Half an Hour Away...













Though it wasn't as wonderful as The Farmer's Museum, the children and I really enjoyed our little outing to this outdoor living museum.  There were only two artisans available yesterday (a woodcarver and a spinner), but we had the place to ourselves.  Just as we were getting ready to leave, the off-duty blacksmith (who was painting museum signs on his vacation!) took us on a garden tour complete with tasty snacks straight from the plant (concord grapes, tomatoes, kale, green beans, black-eyed peas, and figs!).  He also introduced us to two of his garden friends: a praying mantis and dragon fly!  It was a really lovely day and one that we hope to repeat soon!

Wednesday, August 21

Yarn Along...



I've slowed down a bit on the Shale blanket (I'm up to 13 inches), only working on about one repeat of four rows a day.  I'll start knitting furiously again soon!

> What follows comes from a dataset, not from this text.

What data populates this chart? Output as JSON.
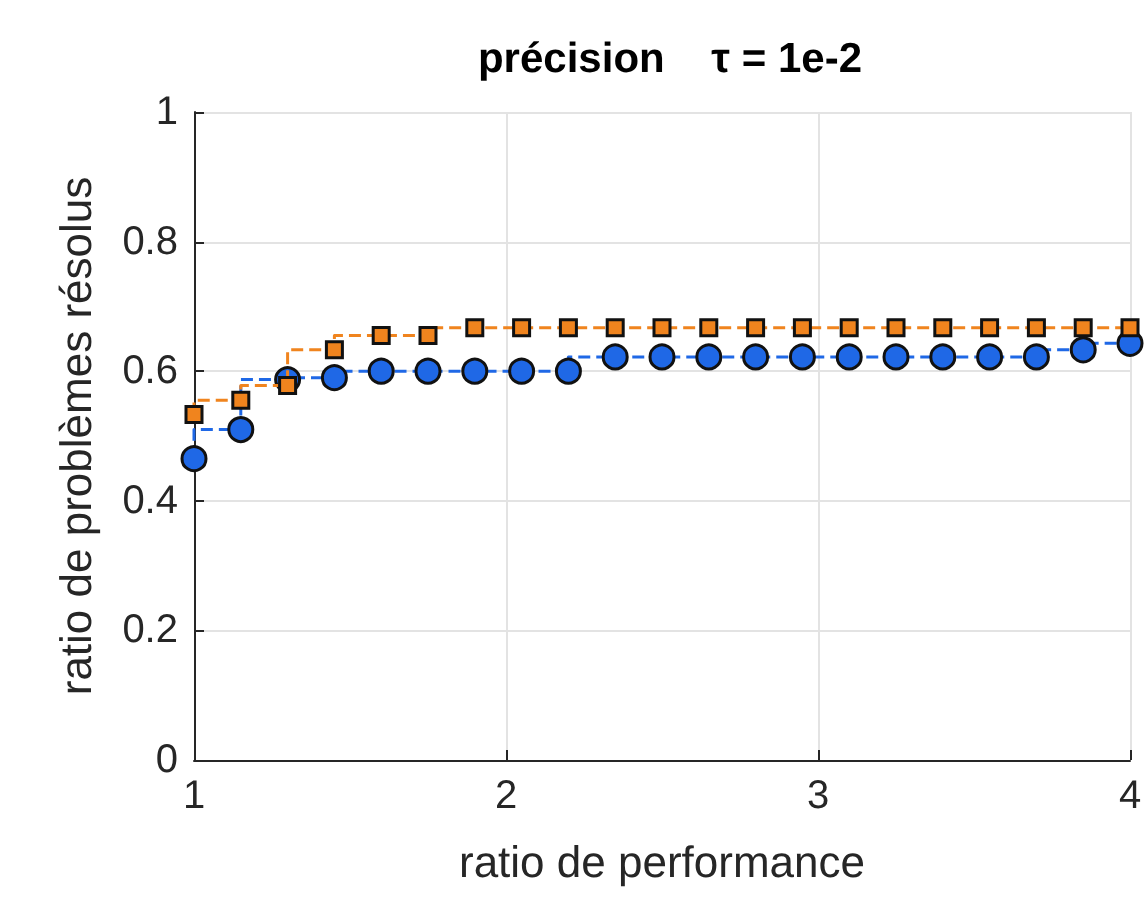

I've read through the August issue of Country Living UK and the children and I are listening to a lot of Sparkle Stories (have you seen that they have a free podcast?!  Awesome!).  It's almost time to start reading through the Little House books again!

Tuesday, August 20

Hanging Around...







The heat has come back with a vengeance.  Actually, it isn't really that hot.  It's just that it was so blissfully autumn-like the past week or so that it felt extra steamy today.  The children and I took a trip to Target this morning for school supplies (and also a dental appointment) and that was fun.  We (I) spent some time this afternoon organizing the new things in the playroom and getting ready for school to start.  I'm not sure I like the changes I made, but I can tweak things as the weeks go by.

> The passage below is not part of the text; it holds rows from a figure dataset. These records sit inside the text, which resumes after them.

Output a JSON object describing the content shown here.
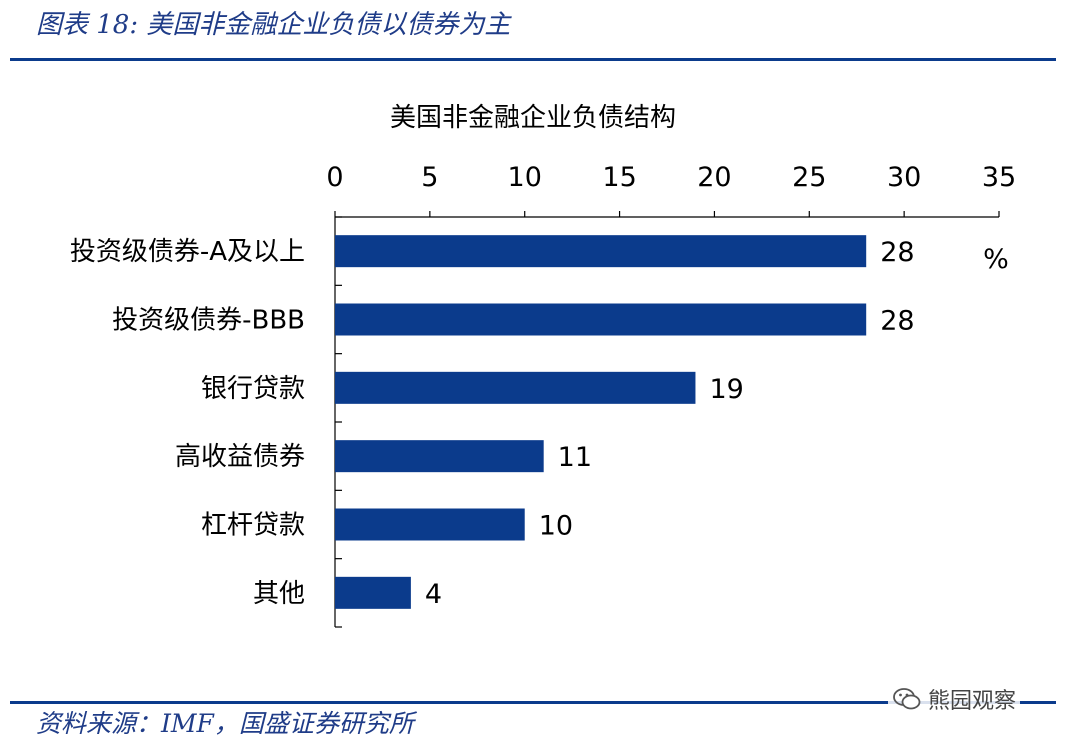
{
  "header": {
    "figure_title": "图表 18:  美国非金融企业负债以债券为主"
  },
  "footer": {
    "source": "资料来源：IMF，国盛证券研究所",
    "watermark": "熊园观察",
    "watermark_icon": "wechat-icon"
  },
  "colors": {
    "bar": "#0b3b8c",
    "rule": "#0b3b8c",
    "title_text": "#1f3c88"
  },
  "chart_data": {
    "type": "bar",
    "orientation": "horizontal",
    "title": "美国非金融企业负债结构",
    "categories": [
      "投资级债券-A及以上",
      "投资级债券-BBB",
      "银行贷款",
      "高收益债券",
      "杠杆贷款",
      "其他"
    ],
    "values": [
      28,
      28,
      19,
      11,
      10,
      4
    ],
    "unit": "%",
    "xlim": [
      0,
      35
    ],
    "xticks": [
      0,
      5,
      10,
      15,
      20,
      25,
      30,
      35
    ],
    "xaxis_position": "top",
    "grid": false,
    "legend": "none"
  }
}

I've started a list of projects that need to be taken care of around the house with Father John's help.  Last autumn and winter we tackled one small thing a week and got a lot done.  With spring and summer came lots more work (it takes him about 20 - 25 hours a week to maintain the church property:  mowing, cutting down brush, watering, cleaning, dealing with wasp nests, taking care of the pool, etc.) and so there isn't much time to hang pictures and fix chairs.  Things are slowing down now and so we're making time for stuff like that (plus the fun family things we enjoy doing every so often!).  Today we moved his office bookshelves around and hung a few things on the wall.  The embroidered pillowcase was a gift from a parishioner who was downsizing to move into a nursing home.  I love it!